Piuttosto anonima la Charlotte di Isabel Leonard, poco espressiva nel canto, e forzata in acuto seppur disinvolta scenicamente, nell'ordinarietà l'Albert di Jean-François Lapointe dal quale mi sarei aspettato più morbidezza nel canto. Molto piacevole la giovane e brillante Sophie di Ruth Iniesta, dal canto cristallino e molto sonoro.
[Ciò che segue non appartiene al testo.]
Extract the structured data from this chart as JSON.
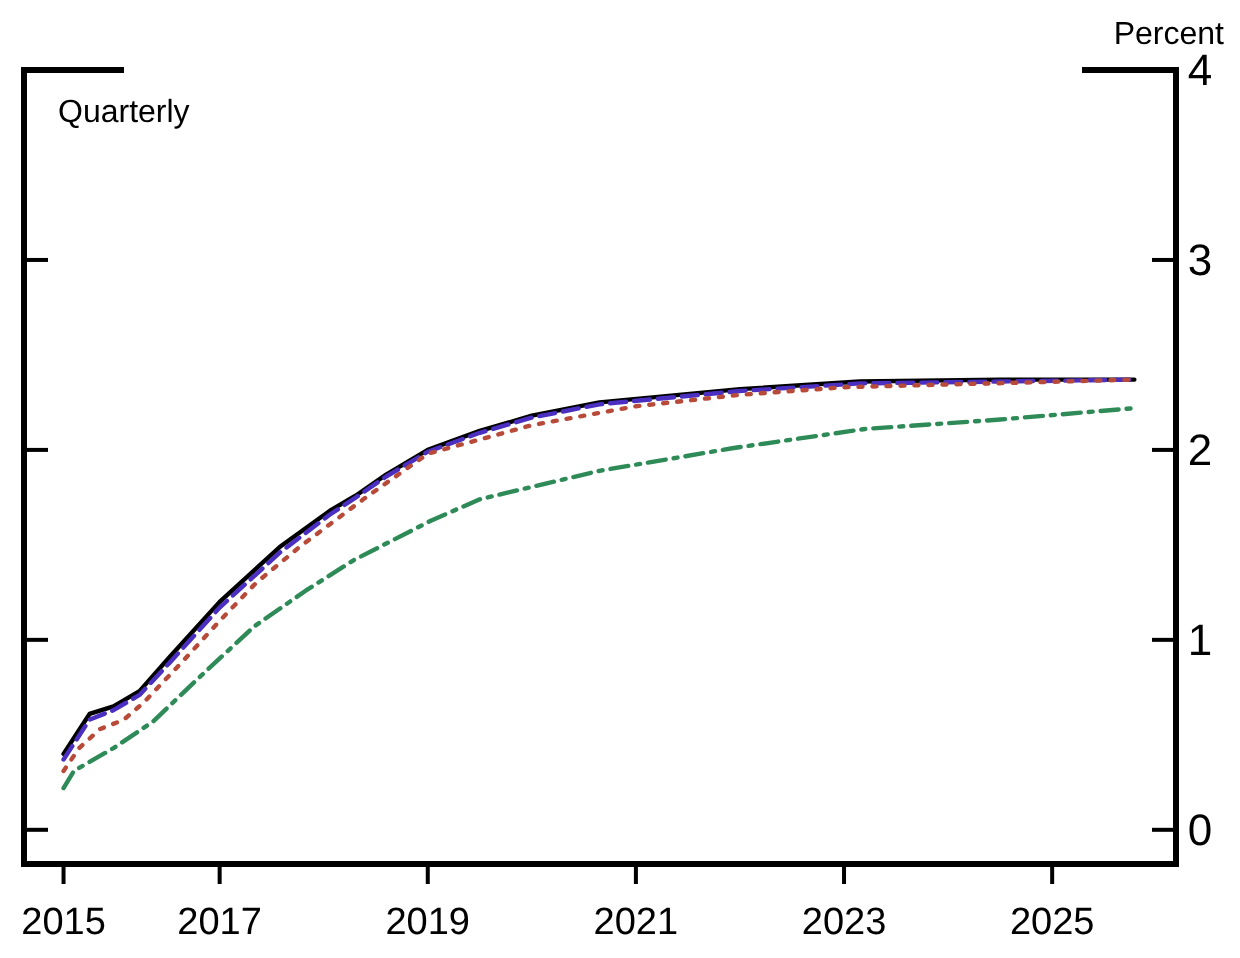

Molto buona la schiera di cantanti nei ruoli minori a cominciare da Le Bailli di Luca Gallo, Alessandro Luciano nella parte di Schmidt, e Lorenzo Malagola Barbieri che interpretava Johann.

Una menzione particolare al Coro di Voci bianche del Teatro Comunale di Bologna, istruiti da Alhambra Soperchi, che interpretavano i fratelli e le sorelle di Charlotte dimostrando grande musicalità e canto preciso.

Stranamente il Teatro non era esaurito, anzi si registravano parecchi vuoti, e il pubblico delle prime è stato in assoluto silenzio fino alla grande aria di Werther del III atto, dalla quale è scaturito un applauso trionfale, finendo al termine con un convinto successo per tutti ma con ovazioni per Florez e Mariotti.

Lukas Franceschini

22/12/2016

Le foto del servizio sono di Rocco Casalucci.